Selon la justice nigérienne, le chef du parti Moden Fa Lumana aurait participé à un vaste trafic de bébés, achetés au Nigeria voisin et vendus à des familles au Niger.
« Une candidature doit-elle se faire dans le respect des textes qui régissent le Niger ou à la tête du client, en fonction des risques qu’elle représente pour le PNDS ? », fait mine de s’interroger M. Amadou. Avant d’assurer : « Tout ce qu’ils racontent sur moi est faux ! Cette fois, il est hors de question que mes partisans et moi les laissions utiliser des artifices juridiques pour m’écarter de la course. »
Selon l’article 8 du Code électoral que brandissent ses adversaires, les citoyens condamnés à une peine de prison ferme d’un an ou plus ne peuvent être candidat.
Le chef de file de l’opposition, lui, préfère mettre en avant la Constitution de son pays, selon laquelle les Nigériens « de nationalité d’origine », « jouissant de leurs droits civils et politiques » sont éligibles à la présidence.
Depuis son siège de campagne, Mohamed Bazoum affirme qu’il prend toutes ces accusations avec sérénité : « Il sous-entend que je ne suis pas nigérien… Ça ne me fait rien, il me fait juste pitié, lui rétorque-t-il. Hama est un homme qui essaie de souffler en vain sur les braises. Il réduit la politique à sa personne. Nous, on l’a affaibli politiquement. On l’a mis hors d’état de nuire. »

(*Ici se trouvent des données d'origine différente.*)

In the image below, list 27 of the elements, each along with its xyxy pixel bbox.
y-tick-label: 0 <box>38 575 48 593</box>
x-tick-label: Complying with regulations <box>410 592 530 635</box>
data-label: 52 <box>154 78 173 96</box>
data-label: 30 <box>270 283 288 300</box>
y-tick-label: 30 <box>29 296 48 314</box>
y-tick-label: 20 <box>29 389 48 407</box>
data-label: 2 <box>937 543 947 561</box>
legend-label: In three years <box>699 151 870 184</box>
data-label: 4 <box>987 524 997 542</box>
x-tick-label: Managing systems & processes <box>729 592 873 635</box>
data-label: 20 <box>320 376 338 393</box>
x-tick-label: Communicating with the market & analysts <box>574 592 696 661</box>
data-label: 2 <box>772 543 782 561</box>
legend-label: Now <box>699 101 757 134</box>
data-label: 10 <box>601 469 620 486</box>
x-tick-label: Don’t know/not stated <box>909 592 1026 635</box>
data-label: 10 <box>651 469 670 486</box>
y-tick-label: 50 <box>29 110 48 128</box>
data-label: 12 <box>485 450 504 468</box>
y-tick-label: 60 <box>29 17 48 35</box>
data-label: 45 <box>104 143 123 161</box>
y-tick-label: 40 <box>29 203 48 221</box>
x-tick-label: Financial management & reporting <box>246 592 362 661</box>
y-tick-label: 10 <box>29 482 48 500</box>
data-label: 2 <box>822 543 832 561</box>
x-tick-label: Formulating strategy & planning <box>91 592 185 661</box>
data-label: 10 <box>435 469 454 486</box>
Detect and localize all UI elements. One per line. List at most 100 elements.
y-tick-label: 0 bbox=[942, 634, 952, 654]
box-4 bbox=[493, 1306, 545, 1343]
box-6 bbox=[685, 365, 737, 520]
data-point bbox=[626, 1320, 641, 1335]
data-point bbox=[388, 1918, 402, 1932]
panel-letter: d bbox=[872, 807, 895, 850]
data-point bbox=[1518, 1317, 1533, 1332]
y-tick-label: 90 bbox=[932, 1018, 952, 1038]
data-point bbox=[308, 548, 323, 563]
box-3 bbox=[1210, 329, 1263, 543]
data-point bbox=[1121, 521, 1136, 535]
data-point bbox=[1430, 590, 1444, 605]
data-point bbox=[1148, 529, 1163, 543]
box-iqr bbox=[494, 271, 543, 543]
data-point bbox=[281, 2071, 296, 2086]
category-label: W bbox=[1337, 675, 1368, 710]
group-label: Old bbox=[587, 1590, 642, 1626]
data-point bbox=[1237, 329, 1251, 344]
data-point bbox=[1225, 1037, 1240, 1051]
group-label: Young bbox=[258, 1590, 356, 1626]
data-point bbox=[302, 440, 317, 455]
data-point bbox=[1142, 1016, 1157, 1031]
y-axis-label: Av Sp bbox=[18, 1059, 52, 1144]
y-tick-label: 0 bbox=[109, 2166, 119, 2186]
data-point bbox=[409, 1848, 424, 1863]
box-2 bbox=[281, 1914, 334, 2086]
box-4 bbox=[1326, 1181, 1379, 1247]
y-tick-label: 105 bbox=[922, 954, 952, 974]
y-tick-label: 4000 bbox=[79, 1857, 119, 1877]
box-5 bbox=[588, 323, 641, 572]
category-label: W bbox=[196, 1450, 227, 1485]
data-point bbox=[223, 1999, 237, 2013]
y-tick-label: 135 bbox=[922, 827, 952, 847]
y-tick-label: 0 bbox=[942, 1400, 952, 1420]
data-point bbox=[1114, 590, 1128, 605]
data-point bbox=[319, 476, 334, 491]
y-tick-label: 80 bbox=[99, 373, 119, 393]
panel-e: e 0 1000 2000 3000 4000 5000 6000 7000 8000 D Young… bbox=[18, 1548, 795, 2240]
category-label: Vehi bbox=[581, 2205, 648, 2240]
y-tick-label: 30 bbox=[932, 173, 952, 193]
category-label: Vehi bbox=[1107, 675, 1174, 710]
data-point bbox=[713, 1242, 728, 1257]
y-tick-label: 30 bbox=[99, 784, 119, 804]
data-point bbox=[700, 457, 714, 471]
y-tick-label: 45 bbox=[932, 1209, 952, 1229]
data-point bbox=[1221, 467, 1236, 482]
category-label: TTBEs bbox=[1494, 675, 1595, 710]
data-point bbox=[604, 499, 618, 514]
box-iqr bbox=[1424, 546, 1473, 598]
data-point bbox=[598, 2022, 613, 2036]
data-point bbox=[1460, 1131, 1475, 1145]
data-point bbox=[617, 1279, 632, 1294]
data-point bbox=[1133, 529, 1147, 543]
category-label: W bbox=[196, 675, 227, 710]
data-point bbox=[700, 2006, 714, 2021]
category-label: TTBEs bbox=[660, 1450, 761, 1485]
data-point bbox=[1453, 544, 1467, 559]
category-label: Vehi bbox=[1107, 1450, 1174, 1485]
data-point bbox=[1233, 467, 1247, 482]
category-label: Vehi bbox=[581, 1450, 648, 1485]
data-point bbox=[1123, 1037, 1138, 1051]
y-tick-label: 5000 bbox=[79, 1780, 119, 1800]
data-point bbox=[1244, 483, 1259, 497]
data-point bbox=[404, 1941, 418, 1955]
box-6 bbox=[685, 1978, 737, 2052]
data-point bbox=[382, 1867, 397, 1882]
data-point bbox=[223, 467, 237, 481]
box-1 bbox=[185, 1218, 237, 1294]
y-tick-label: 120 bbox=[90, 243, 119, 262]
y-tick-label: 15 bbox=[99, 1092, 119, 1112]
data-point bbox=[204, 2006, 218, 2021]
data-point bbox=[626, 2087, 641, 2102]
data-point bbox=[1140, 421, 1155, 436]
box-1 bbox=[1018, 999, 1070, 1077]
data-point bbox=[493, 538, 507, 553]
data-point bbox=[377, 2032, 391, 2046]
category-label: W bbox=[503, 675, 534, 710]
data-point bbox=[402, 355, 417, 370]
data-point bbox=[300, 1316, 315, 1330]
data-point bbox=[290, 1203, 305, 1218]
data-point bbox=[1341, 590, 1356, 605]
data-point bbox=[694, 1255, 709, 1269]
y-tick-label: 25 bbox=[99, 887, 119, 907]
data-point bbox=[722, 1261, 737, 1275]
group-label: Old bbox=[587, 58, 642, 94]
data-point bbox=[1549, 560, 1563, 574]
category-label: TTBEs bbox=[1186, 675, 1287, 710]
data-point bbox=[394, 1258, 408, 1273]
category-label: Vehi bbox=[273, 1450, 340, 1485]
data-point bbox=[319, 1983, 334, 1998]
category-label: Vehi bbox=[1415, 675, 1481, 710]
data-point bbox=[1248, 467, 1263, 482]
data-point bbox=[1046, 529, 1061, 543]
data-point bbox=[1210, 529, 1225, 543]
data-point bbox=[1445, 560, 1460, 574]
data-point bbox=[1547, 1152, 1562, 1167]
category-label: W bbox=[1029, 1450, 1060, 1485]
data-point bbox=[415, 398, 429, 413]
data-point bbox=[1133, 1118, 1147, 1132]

- Amadou, ancien premier ministre et ex-président de l’Assemblée nationale, est la bête noire du pouvoir depuis des décennies. Au sein de l’opposition, il conserve sa capacité de mobilisation, dans la rue comme dans les urnes. En 2016, malgré une campagne menée depuis sa cellule, M. Amadou se qualifia pour le second tour, avant de finir écrasé par M. Issoufou : 92,5 % des votes pour l’actuel président, à peine 6 % pour lui. « Faux second tour », avaient alors fustigé ses proches, dénonçant, à l’instar d’observateurs tels que l’ONG américaine Freedom House, des irrégularités comme l’achat de votes, le vote de mineurs ou encore le trucage des résultats.
Quatre ans plus tard, l’opposition craint que l’histoire ne se répète.
Pour tenter de barrer la route à la majorité, elle a donc choisi la voie du rassemblement : 18 partis se sont réunis au sein d’une nouvelle alliance électorale baptisée Cap 21.
Tous s’engagent à soutenir le candidat de la coalition arrivé en meilleure position au premier tour en vue du second.
« Ils sont en train de préparer un hold-up électoral, dénonce Ibrahim Yacouba, lui aussi candidat et membre de Cap 21. Tout le processus a été construit unilatéralement par la majorité dans un seul but : maintenir le PNDS au pouvoir. »
« Jusqu’à présent, ils ont pensé qu’on allait continuer à jouer la poire molle. Mais c’est fini. Nous attendons de voir s’ils vont commettre l’erreur de refuser ma candidature. Moi, je n’ai plus rien à perdre », affirme M. Amadou
A Niamey, certains observateurs s’inquiètent de potentiels troubles alimentés par une opposition qui ne semble plus prête au dialogue.
« Jusqu’à présent, ils ont pensé qu’on allait continuer à jouer la poire molle. Mais c’est fini. Nous attendons de voir s’ils vont commettre l’erreur de refuser ma candidature. Moi, je n’ai plus rien à perdre », affirme M. Amadou.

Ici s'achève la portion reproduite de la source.